Radio Baghdad wakes me up the next morning, pelting insults at Britain and the United States, accusing the two countries of a conspiracy against the Arabs, and of direct intervention in the war in favour of Israel.
—Y
ou’ll have to go under the staircase next time you listen to the BBC, I tease Shuli at the breakfast table.
—You’ll have to keep clear of your English darling, he replies with a sly smile. Otherwise they’ll accuse you of espionage for the British enemy.
—Don’t be silly, we’re only children.
—No, you aren’t, mother retorts.
—She behaves like one though, Shuli says.
—Stop this persecution, you two! I cry out.
Mother and Shuli gaze at each other, open-mouthed. Have I misused the word? Was I rude to mother? Shuli bursts into laughter. He is just having fun at my expense, I assume, whereas mother is definitely using the war to separate me from Laurence. She has been growing ill at ease with our friendship lately, and has on several occasions maintained that, at thirteen, girls should no longer be playing with boys. I try to catch father’s eye, but he is immersed in the bowl of cornflakes before him. If only some important news were broadcast right now, then the Laurence issue might be postponed for a while.
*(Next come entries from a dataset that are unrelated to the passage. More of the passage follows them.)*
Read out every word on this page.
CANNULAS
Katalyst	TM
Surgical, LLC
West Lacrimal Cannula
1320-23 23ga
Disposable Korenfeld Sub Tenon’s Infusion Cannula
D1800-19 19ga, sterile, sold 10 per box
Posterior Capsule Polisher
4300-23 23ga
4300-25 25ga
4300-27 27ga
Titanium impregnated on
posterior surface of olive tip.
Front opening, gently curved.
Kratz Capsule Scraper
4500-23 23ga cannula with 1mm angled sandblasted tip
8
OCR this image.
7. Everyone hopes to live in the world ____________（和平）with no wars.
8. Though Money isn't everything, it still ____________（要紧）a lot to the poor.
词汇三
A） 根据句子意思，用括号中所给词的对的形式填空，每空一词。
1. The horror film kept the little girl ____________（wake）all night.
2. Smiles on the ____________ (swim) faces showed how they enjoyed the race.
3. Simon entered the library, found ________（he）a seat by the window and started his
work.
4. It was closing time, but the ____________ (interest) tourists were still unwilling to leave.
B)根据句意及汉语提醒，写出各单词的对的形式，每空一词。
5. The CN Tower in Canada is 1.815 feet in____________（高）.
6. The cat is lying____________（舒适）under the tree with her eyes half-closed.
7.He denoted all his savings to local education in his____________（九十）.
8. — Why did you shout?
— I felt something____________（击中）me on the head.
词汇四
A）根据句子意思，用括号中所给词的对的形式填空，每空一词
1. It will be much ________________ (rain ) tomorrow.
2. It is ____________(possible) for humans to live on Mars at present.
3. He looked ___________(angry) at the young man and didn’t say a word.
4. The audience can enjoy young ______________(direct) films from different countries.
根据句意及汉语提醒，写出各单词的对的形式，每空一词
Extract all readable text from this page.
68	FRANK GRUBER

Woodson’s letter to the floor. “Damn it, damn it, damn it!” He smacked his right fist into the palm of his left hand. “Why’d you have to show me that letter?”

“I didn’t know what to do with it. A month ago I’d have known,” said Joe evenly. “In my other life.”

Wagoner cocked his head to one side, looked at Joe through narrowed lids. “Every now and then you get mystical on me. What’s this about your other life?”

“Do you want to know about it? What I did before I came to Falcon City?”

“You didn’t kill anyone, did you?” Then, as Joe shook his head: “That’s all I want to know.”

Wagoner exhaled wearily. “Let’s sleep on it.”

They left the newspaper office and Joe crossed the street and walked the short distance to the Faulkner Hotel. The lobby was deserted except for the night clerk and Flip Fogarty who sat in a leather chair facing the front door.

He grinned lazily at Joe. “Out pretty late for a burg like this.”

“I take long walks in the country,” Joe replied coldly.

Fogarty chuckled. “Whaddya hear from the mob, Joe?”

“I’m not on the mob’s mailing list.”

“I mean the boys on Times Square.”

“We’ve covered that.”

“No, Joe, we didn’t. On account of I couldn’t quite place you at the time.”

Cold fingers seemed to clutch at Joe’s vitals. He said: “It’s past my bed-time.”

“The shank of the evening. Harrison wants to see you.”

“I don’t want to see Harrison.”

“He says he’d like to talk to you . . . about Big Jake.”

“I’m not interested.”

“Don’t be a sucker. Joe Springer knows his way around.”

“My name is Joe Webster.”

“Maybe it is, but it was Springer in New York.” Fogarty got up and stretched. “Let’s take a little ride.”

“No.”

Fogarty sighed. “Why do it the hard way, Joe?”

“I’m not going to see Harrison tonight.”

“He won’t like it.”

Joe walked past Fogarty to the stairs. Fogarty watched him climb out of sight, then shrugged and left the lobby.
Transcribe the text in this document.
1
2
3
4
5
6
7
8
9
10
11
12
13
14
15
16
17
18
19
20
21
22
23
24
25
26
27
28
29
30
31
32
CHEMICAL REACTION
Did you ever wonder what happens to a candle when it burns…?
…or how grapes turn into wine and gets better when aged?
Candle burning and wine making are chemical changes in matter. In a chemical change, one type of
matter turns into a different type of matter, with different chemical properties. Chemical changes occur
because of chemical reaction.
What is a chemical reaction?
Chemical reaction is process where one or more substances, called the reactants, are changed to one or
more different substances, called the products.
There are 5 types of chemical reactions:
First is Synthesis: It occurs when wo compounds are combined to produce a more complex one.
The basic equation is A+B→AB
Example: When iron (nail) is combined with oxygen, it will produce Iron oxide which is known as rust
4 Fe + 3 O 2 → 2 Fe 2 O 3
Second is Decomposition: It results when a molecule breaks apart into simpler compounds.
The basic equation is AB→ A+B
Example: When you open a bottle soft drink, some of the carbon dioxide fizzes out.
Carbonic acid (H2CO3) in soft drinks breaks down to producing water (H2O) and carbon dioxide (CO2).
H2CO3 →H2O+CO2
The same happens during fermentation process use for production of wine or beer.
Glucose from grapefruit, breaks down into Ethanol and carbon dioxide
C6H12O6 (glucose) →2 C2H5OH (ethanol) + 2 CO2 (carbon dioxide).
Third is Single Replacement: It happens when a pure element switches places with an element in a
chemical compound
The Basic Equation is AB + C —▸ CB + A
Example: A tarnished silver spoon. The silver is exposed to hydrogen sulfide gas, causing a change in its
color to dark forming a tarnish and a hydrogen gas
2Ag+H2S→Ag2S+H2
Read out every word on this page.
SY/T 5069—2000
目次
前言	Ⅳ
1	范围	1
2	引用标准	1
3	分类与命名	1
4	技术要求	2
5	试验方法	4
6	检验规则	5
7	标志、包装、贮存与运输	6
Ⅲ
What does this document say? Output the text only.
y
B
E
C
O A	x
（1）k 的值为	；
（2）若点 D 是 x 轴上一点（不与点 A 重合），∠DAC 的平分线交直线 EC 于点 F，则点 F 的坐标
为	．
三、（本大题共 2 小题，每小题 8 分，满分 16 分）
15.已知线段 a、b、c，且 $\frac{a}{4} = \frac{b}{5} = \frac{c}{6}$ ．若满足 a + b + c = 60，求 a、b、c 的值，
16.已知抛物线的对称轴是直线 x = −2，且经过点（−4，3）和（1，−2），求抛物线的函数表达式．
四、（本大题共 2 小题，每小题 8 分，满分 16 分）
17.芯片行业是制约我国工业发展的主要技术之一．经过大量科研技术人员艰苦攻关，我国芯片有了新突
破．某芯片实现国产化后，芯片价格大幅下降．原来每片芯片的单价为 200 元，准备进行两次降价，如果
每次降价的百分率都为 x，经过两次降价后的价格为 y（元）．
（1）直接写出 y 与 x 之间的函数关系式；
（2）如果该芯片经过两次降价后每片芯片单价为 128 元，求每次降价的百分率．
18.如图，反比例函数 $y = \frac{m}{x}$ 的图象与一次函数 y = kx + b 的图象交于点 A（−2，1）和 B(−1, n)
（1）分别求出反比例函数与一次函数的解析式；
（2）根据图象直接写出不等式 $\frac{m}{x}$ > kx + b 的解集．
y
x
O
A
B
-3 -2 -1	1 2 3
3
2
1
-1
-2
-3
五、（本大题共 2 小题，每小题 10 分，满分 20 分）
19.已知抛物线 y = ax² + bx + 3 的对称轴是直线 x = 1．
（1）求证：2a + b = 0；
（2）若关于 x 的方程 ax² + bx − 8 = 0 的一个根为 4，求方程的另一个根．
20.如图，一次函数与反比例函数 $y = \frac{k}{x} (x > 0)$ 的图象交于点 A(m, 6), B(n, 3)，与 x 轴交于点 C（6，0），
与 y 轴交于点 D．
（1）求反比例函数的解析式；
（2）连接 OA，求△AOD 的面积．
Father wipes his mouth with a napkin.
—Children or not, you might well put ideas into some informer’s head. Stay away from Laurence, will you? – just to be on the safe side. He’s a reasonable kid, I’m sure he’ll understand. Don’t play with him, don’t speak to him – not in the street, not at his place, and certainly not here. Is that clear?
As clear as the end of my world.
—And the telephone, is it also … forbidden, dangerous I mean?
—Don’t haggle, daughter, not in such matters. I said don’t speak to him? Don’t speak to him. Period.